Mundo

Biden de "mãos atadas" pela crescente hostilidade de Washington face à China

None

A crescente hostilidade da classe política norte-americana face à China vai "atar as mãos" do Presidente dos Estados Unidos, Joe Biden, na relação com Pequim, previu à Lusa um proeminente diplomata e autor de Singapura.

"Acho que é bastante claro que Joe Biden vai ter uma tarefa sinuosa", afirmou Kishore Mahbubani, autor do livro "A China Já Ganhou?", editado em Portugal no final do ano passado.

"Há um consenso anti-China muito forte em Washington", apontou. "Os republicanos vão destruí-lo caso ele seja brando com a China (...), mas, por outro lado, penso que ele vai ter uma química muito boa com [o Presidente chinês], Xi Jinping", acrescentou.

Investigador do Instituto de Pesquisa sobre a Ásia, na Universidade Nacional de Singapura, Mahbubani foi durante mais de 30 anos diplomata, tendo assumido a presidência do Conselho de Segurança das Nações Unidas entre 2001 e 2002.

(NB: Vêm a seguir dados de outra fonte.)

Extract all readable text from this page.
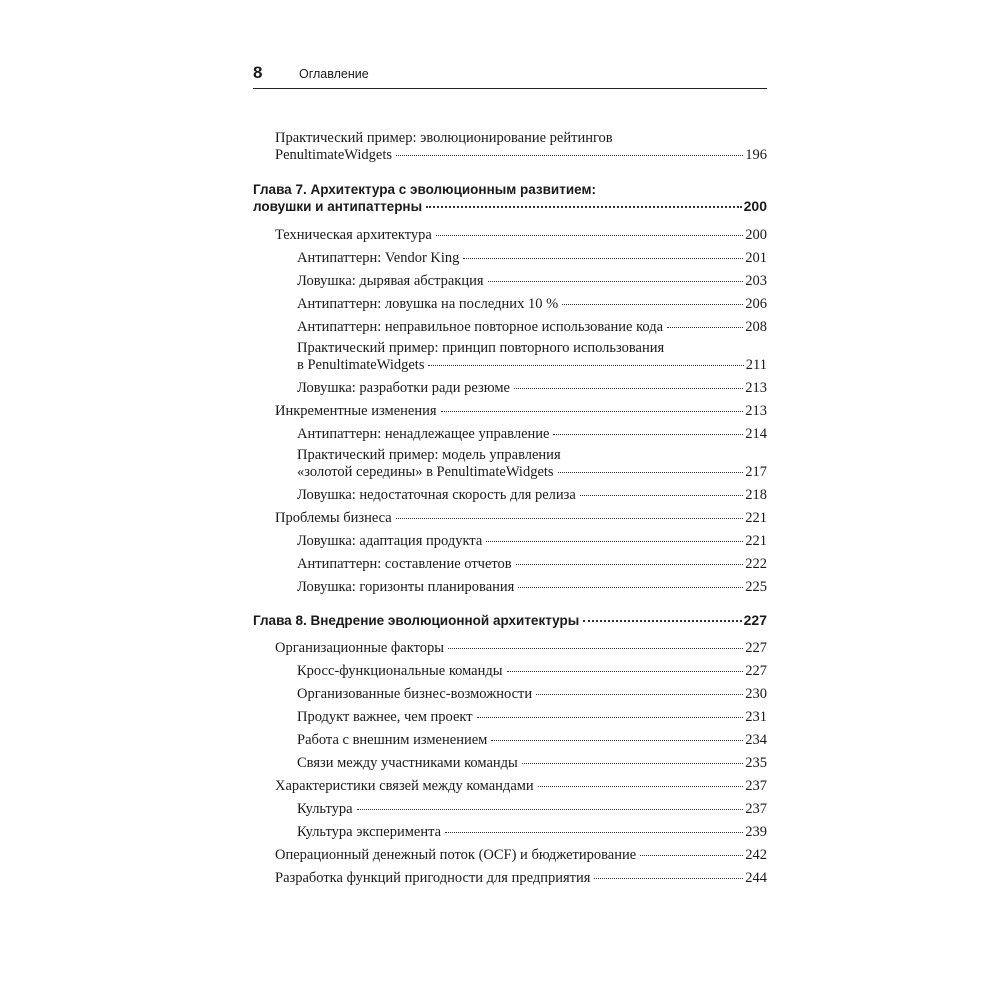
8	Оглавление
Практический пример: эволюционирование рейтингов
PenultimateWidgets	196
Глава 7. Архитектура с эволюционным развитием:
ловушки и антипаттерны	200
Техническая архитектура	200
Антипаттерн: Vendor King	201
Ловушка: дырявая абстракция	203
Антипаттерн: ловушка на последних 10 %	206
Антипаттерн: неправильное повторное использование кода	208
Практический пример: принцип повторного использования
в PenultimateWidgets	211
Ловушка: разработки ради резюме	213
Инкрементные изменения	213
Антипаттерн: ненадлежащее управление	214
Практический пример: модель управления
«золотой середины» в PenultimateWidgets	217
Ловушка: недостаточная скорость для релиза	218
Проблемы бизнеса	221
Ловушка: адаптация продукта	221
Антипаттерн: составление отчетов	222
Ловушка: горизонты планирования	225
Глава 8. Внедрение эволюционной архитектуры	227
Организационные факторы	227
Кросс-функциональные команды	227
Организованные бизнес-возможности	230
Продукт важнее, чем проект	231
Работа с внешним изменением	234
Связи между участниками команды	235
Характеристики связей между командами	237
Культура	237
Культура эксперимента	239
Операционный денежный поток (OCF) и бюджетирование	242
Разработка функций пригодности для предприятия	244
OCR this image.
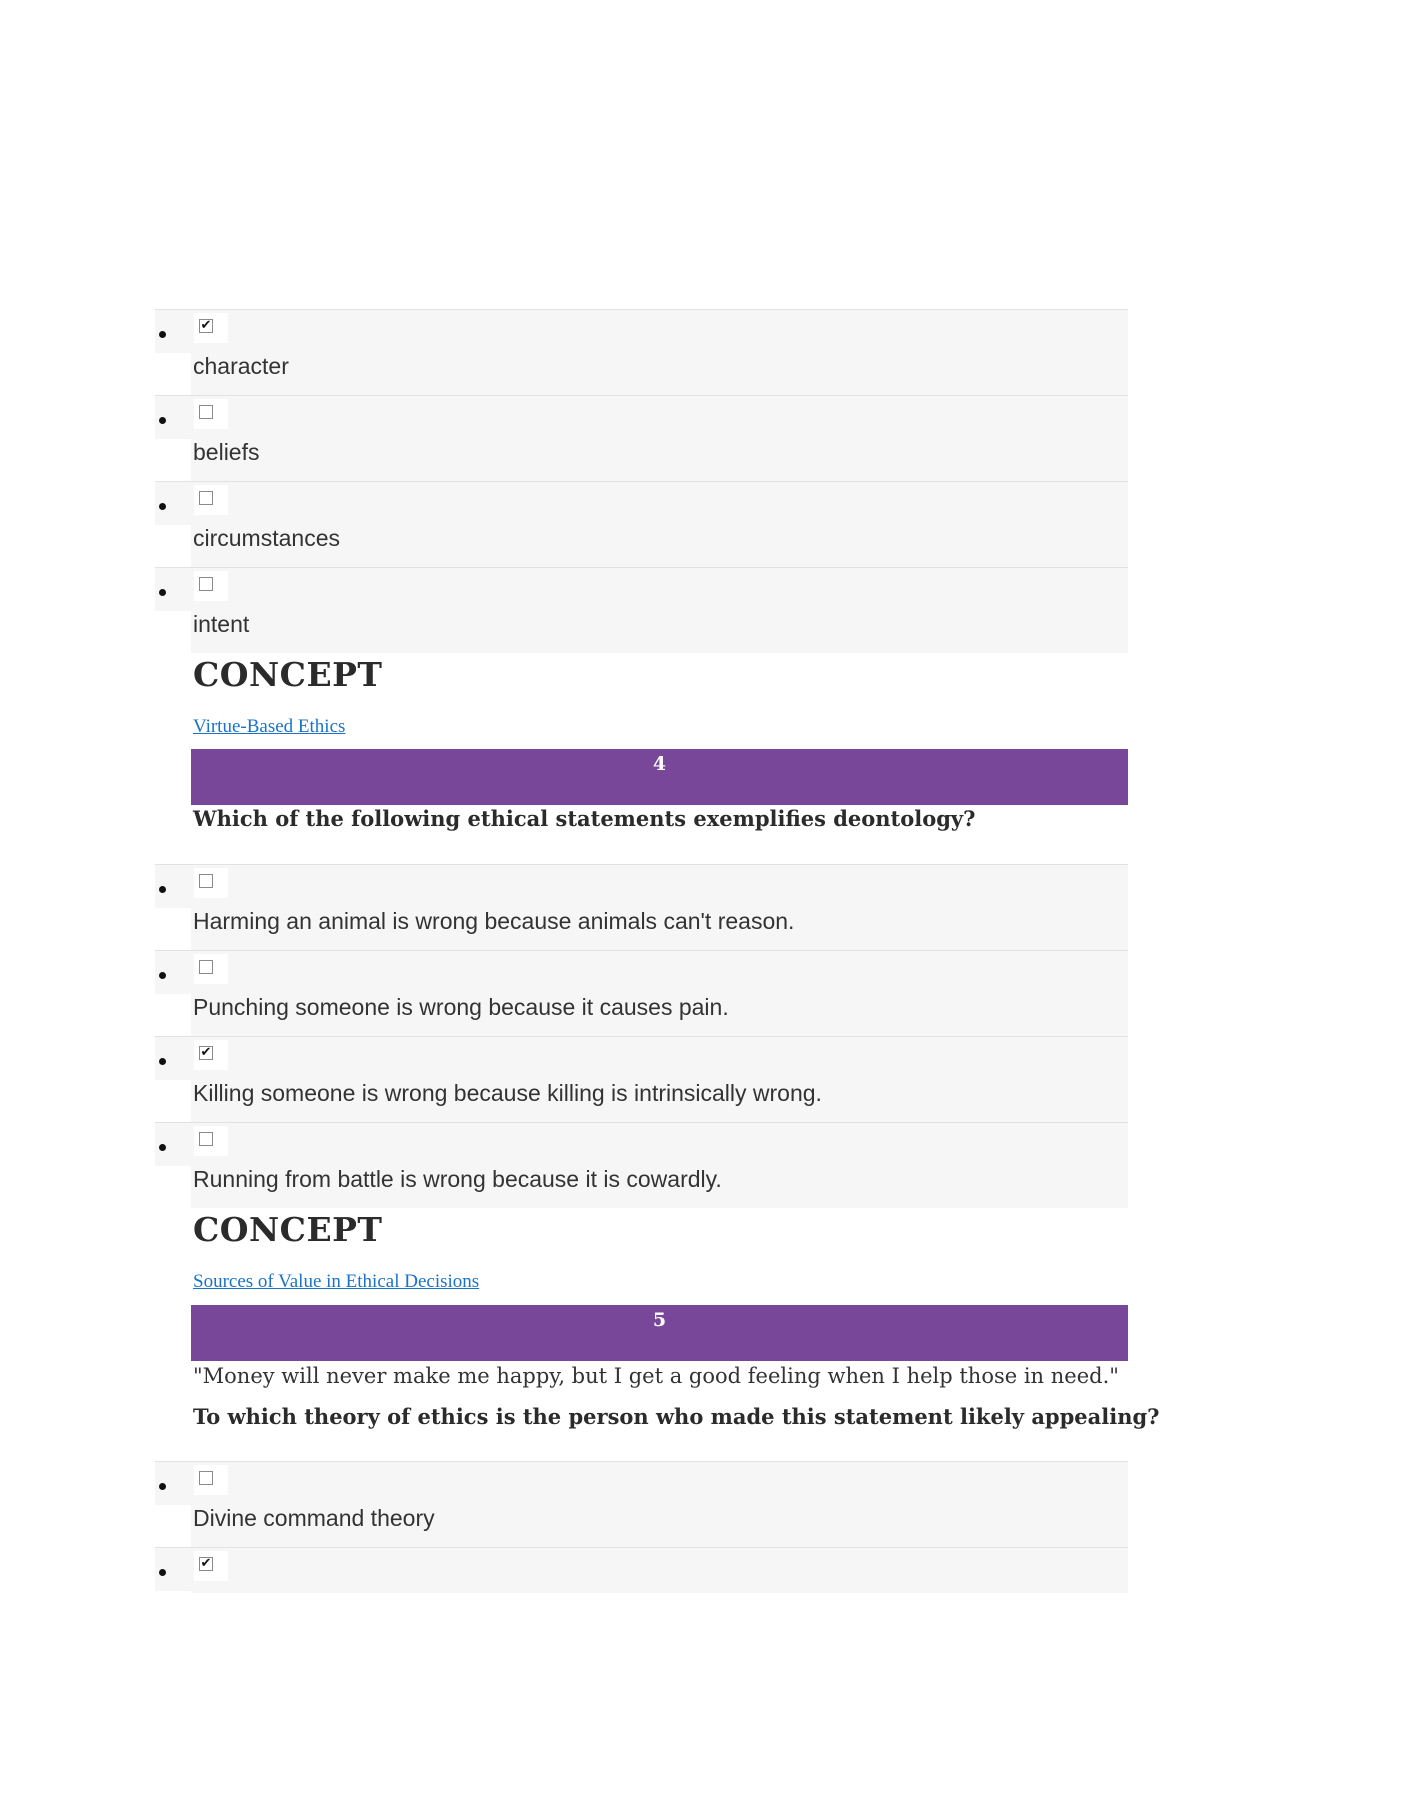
✔
character
beliefs
circumstances
intent
CONCEPT
Virtue-Based Ethics
4
Which of the following ethical statements exemplifies deontology?
Harming an animal is wrong because animals can't reason.
Punching someone is wrong because it causes pain.
✔
Killing someone is wrong because killing is intrinsically wrong.
Running from battle is wrong because it is cowardly.
CONCEPT
Sources of Value in Ethical Decisions
5
"Money will never make me happy, but I get a good feeling when I help those in need."
To which theory of ethics is the person who made this statement likely appealing?
Divine command theory
✔
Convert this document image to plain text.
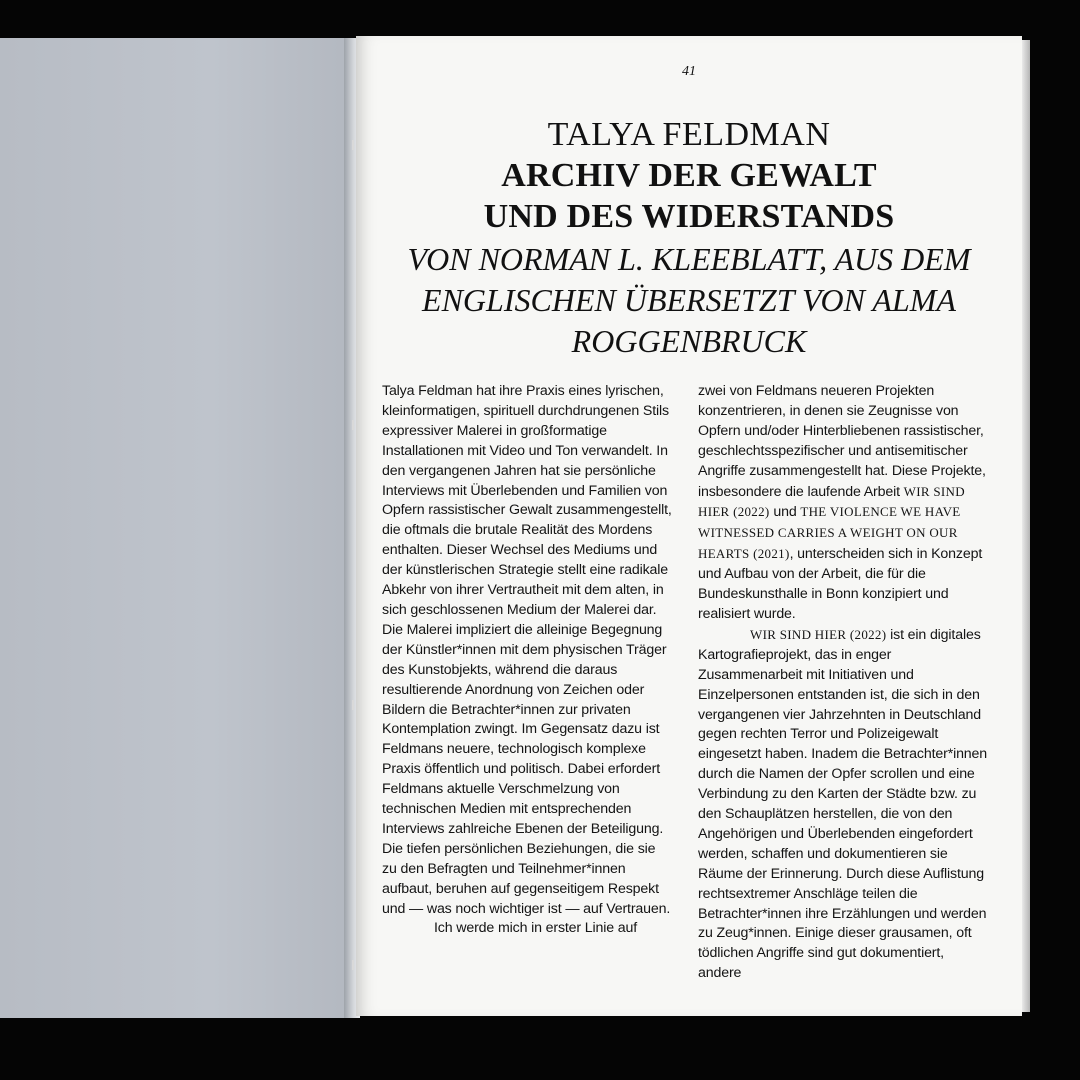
41
TALYA FELDMAN
ARCHIV DER GEWALT UND DES WIDERSTANDS
VON NORMAN L. KLEEBLATT, AUS DEM ENGLISCHEN ÜBERSETZT VON ALMA ROGGENBRUCK

Talya Feldman hat ihre Praxis eines lyrischen, kleinformatigen, spirituell durchdrungenen Stils expressiver Malerei in großformatige Installationen mit Video und Ton verwandelt. In den vergangenen Jahren hat sie persönliche Interviews mit Überlebenden und Familien von Opfern rassistischer Gewalt zusammengestellt, die oftmals die brutale Realität des Mordens enthalten. Dieser Wechsel des Mediums und der künstlerischen Strategie stellt eine radikale Abkehr von ihrer Vertrautheit mit dem alten, in sich geschlossenen Medium der Malerei dar. Die Malerei impliziert die alleinige Begegnung der Künstler*innen mit dem physischen Träger des Kunstobjekts, während die daraus resultierende Anordnung von Zeichen oder Bildern die Betrachter*innen zur privaten Kontemplation zwingt. Im Gegensatz dazu ist Feldmans neuere, technologisch komplexe Praxis öffentlich und politisch. Dabei erfordert Feldmans aktuelle Verschmelzung von technischen Medien mit entsprechenden Interviews zahlreiche Ebenen der Beteiligung. Die tiefen persönlichen Beziehungen, die sie zu den Befragten und Teilnehmer*innen aufbaut, beruhen auf gegenseitigem Respekt und — was noch wichtiger ist — auf Vertrauen.

Ich werde mich in erster Linie auf

zwei von Feldmans neueren Projekten konzentrieren, in denen sie Zeugnisse von Opfern und/oder Hinterbliebenen rassistischer, geschlechtsspezifischer und antisemitischer Angriffe zusammengestellt hat. Diese Projekte, insbesondere die laufende Arbeit WIR SIND HIER (2022) und THE VIOLENCE WE HAVE WITNESSED CARRIES A WEIGHT ON OUR HEARTS (2021), unterscheiden sich in Konzept und Aufbau von der Arbeit, die für die Bundeskunsthalle in Bonn konzipiert und realisiert wurde.

WIR SIND HIER (2022) ist ein digitales Kartografieprojekt, das in enger Zusammenarbeit mit Initiativen und Einzelpersonen entstanden ist, die sich in den vergangenen vier Jahrzehnten in Deutschland gegen rechten Terror und Polizeigewalt eingesetzt haben. Inadem die Betrachter*innen durch die Namen der Opfer scrollen und eine Verbindung zu den Karten der Städte bzw. zu den Schauplätzen herstellen, die von den Angehörigen und Überlebenden eingefordert werden, schaffen und dokumentieren sie Räume der Erinnerung. Durch diese Auflistung rechtsextremer Anschläge teilen die Betrachter*innen ihre Erzählungen und werden zu Zeug*innen. Einige dieser grausamen, oft tödlichen Angriffe sind gut dokumentiert, andere
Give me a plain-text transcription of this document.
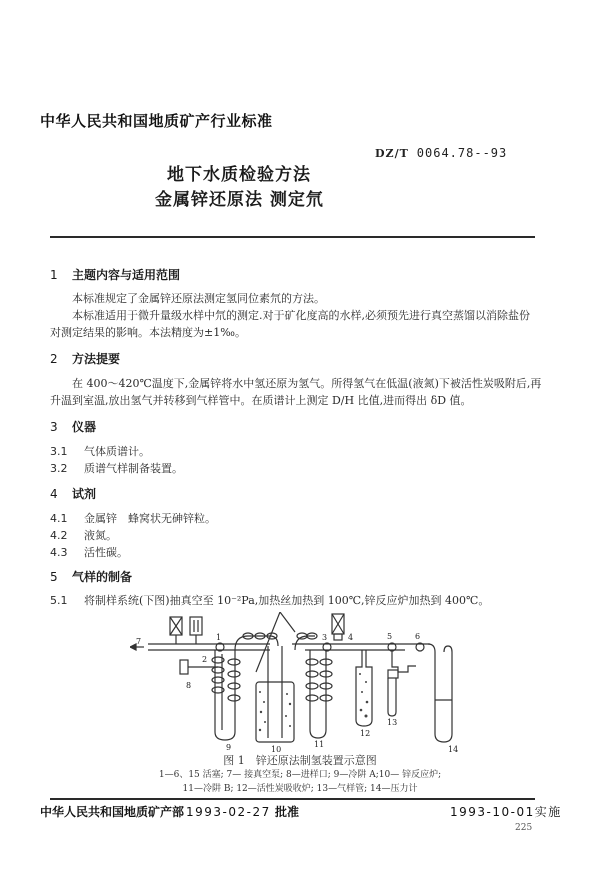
中华人民共和国地质矿产行业标准
DZ/T 0064.78--93
地下水质检验方法
金属锌还原法 测定氘
1 主题内容与适用范围
本标准规定了金属锌还原法测定氢同位素氘的方法。
本标准适用于微升量级水样中氘的测定.对于矿化度高的水样,必须预先进行真空蒸馏以消除盐份
对测定结果的影响。本法精度为±1‰。
2 方法提要
在 400～420℃温度下,金属锌将水中氢还原为氢气。所得氢气在低温(液氮)下被活性炭吸附后,再
升温到室温,放出氢气并转移到气样管中。在质谱计上测定 D/H 比值,进而得出 δD 值。
3 仪器
3.1 气体质谱计。
3.2 质谱气样制备装置。
4 试剂
4.1 金属锌　蜂窝状无砷锌粒。
4.2 液氮。
4.3 活性碳。
5 气样的制备
5.1 将制样系统(下图)抽真空至 10⁻²Pa,加热丝加热到 100℃,锌反应炉加热到 400℃。
1
2
3	4	5	6
7
8
9	10
11
12
13
14
图 1　锌还原法制氢装置示意图
1—6、15 活塞; 7— 接真空泵; 8—进样口; 9—冷阱 A;10— 锌反应炉;
11—冷阱 B; 12—活性炭吸收炉; 13—气样管; 14—压力计
中华人民共和国地质矿产部 1993-02-27 批准	1993-10-01实施
225
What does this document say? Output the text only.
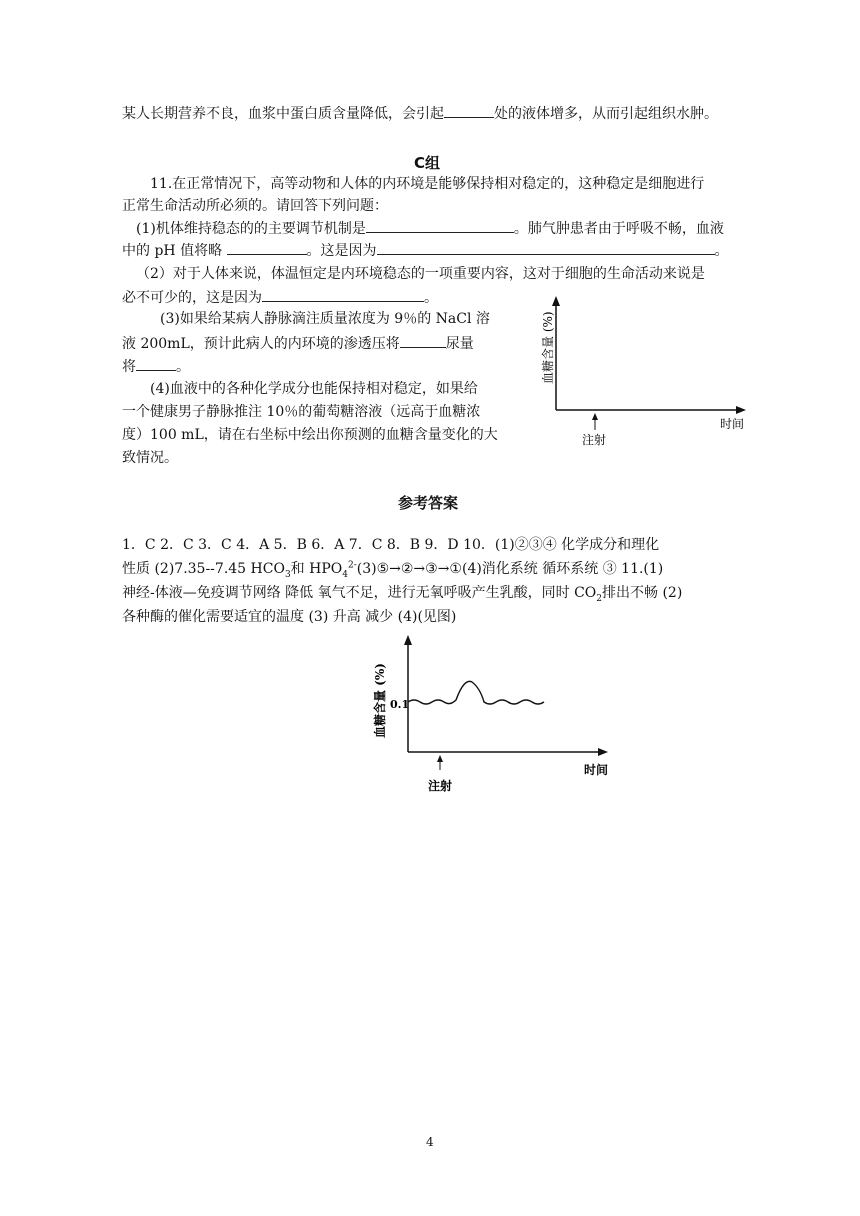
某人长期营养不良，血浆中蛋白质含量降低，会引起	处的液体增多，从而引起组织水肿。
C组
11.在正常情况下，高等动物和人体的内环境是能够保持相对稳定的，这种稳定是细胞进行
正常生命活动所必须的。请回答下列问题：
(1)机体维持稳态的的主要调节机制是	。肺气肿患者由于呼吸不畅，血液
中的 pH 值将略	。这是因为	。
（2）对于人体来说，体温恒定是内环境稳态的一项重要内容，这对于细胞的生命活动来说是
必不可少的，这是因为	。
(3)如果给某病人静脉滴注质量浓度为 9％的 NaCl 溶
液 200mL，预计此病人的内环境的渗透压将	尿量
将	。
(4)血液中的各种化学成分也能保持相对稳定，如果给
一个健康男子静脉推注 10％的葡萄糖溶液（远高于血糖浓
度）100 mL，请在右坐标中绘出你预测的血糖含量变化的大
致情况。
血糖含量 (%)
时间
注射
参考答案
1．C 2．C 3．C 4．A 5．B 6．A 7．C 8．B 9．D 10．(1)②③④ 化学成分和理化
性质 (2)7.35--7.45 $HCO_3$和 $HPO_4^{2-}(3)⑤\to ②\to ③\to ①(4)$消化系统 循环系统 ③ 11.(1)
神经-体液—免疫调节网络 降低 氧气不足，进行无氧呼吸产生乳酸，同时 $CO_2$排出不畅 (2)
各种酶的催化需要适宜的温度 (3) 升高 减少 (4)(见图)
血糖含量 (%) 0.1
时间
注射
4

A relação entre a China e os Estados Unidos deteriorou-se rapidamente nos últimos dois anos, com várias disputas simultâneas, incluindo uma prolongada guerra comercial e tecnológica.

Em Pequim e em Washington, referências a uma nova Guerra Fria tornaram-se comuns.

Mahbubani considerou que a política de confrontação adotada pelo anterior governo norte-americano de Donald Trump não conseguiu conter a ascensão do país asiático.

"O resultado, após quatro anos, é uma China mais forte e uma América mais fraca", resumiu.

E, embora tenha parado com ataques retóricos e anúncios quase diários de novas sanções contra a China, a administração de Joe Biden ainda não anulou nenhuma das medidas do executivo anterior.

Mahbubani advertiu, porém, que os Estados Unidos estão a cometer "graves erros estratégicos" e a "subestimar" a China, ao avaliar o país de uma "perspetiva ideológica".

"Isto não é uma disputa entre uma democracia dinâmica nos Estados Unidos e um sistema comunista rígido na China", apontou. "Na verdade, os EUA tornaram-se uma plutocracia e a China uma meritocracia", descreveu.

O autor lembrou que o Partido Comunista Chinês "recruta para os seus quadros as melhores mentes da China", enquanto as doações privadas desvirtuaram o sistema político norte-americano, ao constituírem um "suborno legalizado", que impede a execução de reformas e retira influência ao voto popular.

Em entrevista à agência Lusa, Mahbubani notou que o Ocidente - em particular, os Estados Unidos - tem vindo a cometer "erros estratégicos" que permitiram a ascensão da China.

"A guerra no Iraque foi um presente geopolítico para a China: durante a década que a China mais cresceu, os EUA estiveram atolados a travar uma guerra completamente desnecessária", apontou.

A crise financeira de 2008, causada por hipotecas de alto risco do mercado imobiliário, constituiu outra falha de governação, a que se juntou agora a pandemia de covid-19, que causou quase 1,5 milhão de mortos nos Estados Unidos e Europa, em contraste com o leste da Ásia, onde a maioria dos países conseguiu suprimir a doença nos primeiros meses.

"O mundo está a tornar-se multicivilizacional, onde a civilização ocidental não tem mais o monopólio, seja em termos de inteligência, conhecimento ou superioridade moral", descreveu. "É um mundo muito, muito diferente".